A remote code execution vulnerability has been identified in SGLang's multimodal generation module, specifically within the ZMQ broker component. This vulnerability arises from the broker's deserialization of untrusted data using Python's pickle module, without any authentication or validation. The issue allows for unauthenticated remote code execution on the server where SGLang is running.

Impact

Exploitation of this vulnerability leads to full arbitrary code execution on the server, with the executed code running in the context of the SGLang process.

Reproduction

To reproduce this vulnerability, first launch an SGLang server with the multimodal generation feature enabled.

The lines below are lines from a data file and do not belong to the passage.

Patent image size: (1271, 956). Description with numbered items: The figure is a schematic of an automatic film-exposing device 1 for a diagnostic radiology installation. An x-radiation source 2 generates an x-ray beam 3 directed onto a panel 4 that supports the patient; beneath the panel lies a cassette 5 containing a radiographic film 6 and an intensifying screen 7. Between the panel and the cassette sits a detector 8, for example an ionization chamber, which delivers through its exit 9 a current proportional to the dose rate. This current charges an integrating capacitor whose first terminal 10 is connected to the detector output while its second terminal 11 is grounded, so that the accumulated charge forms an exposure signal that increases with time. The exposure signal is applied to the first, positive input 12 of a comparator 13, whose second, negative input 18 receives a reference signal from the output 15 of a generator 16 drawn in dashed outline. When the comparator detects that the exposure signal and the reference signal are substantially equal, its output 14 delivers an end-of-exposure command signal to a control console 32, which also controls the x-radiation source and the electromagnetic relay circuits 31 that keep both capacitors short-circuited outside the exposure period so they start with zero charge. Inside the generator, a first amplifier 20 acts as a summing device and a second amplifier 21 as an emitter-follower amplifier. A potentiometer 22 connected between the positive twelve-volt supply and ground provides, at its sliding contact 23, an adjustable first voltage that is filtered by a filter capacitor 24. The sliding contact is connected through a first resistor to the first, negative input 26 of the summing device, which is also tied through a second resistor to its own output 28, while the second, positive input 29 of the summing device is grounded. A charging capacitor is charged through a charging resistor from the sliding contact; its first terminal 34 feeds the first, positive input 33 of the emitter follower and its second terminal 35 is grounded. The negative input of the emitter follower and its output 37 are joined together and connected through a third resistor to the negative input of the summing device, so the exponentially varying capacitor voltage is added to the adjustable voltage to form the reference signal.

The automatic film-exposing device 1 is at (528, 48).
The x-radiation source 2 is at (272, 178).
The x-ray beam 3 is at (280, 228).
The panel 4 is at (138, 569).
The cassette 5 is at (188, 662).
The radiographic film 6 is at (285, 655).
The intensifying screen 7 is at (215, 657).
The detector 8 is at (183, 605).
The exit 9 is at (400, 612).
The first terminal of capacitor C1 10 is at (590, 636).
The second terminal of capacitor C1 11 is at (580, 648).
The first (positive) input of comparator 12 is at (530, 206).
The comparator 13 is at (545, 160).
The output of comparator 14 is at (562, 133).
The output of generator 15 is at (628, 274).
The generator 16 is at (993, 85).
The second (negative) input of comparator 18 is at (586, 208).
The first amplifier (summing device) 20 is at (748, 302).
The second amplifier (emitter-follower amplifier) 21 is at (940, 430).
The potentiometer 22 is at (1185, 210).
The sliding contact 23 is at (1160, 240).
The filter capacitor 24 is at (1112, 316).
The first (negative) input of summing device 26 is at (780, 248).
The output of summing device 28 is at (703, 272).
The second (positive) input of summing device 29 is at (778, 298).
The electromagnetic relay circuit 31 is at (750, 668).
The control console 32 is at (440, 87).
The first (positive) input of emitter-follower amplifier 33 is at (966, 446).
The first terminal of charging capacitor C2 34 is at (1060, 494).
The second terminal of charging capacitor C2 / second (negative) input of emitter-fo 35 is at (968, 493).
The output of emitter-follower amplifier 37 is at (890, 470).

The server will automatically start a ZMQ broker that listens on all network interfaces. Once the broker is running, an attacker can send a pickle payload containing a malicious 'reduce' method through a ZMQ socket. The broker will deserialize the payload using 'pickle.loads()', executing the embedded code and resulting in remote code execution.

Remediation

SGLang users can manually apply a patch that binds the ZMQ broker to localhost by default and replaces pickle serialization with msgpack, while allowing pickle as a fallback. This vulnerability can also be mitigated by ensuring that ZMQ broker ports are not exposed to untrusted networks and by reviewing deployment flags to avoid using the multimodal generation feature.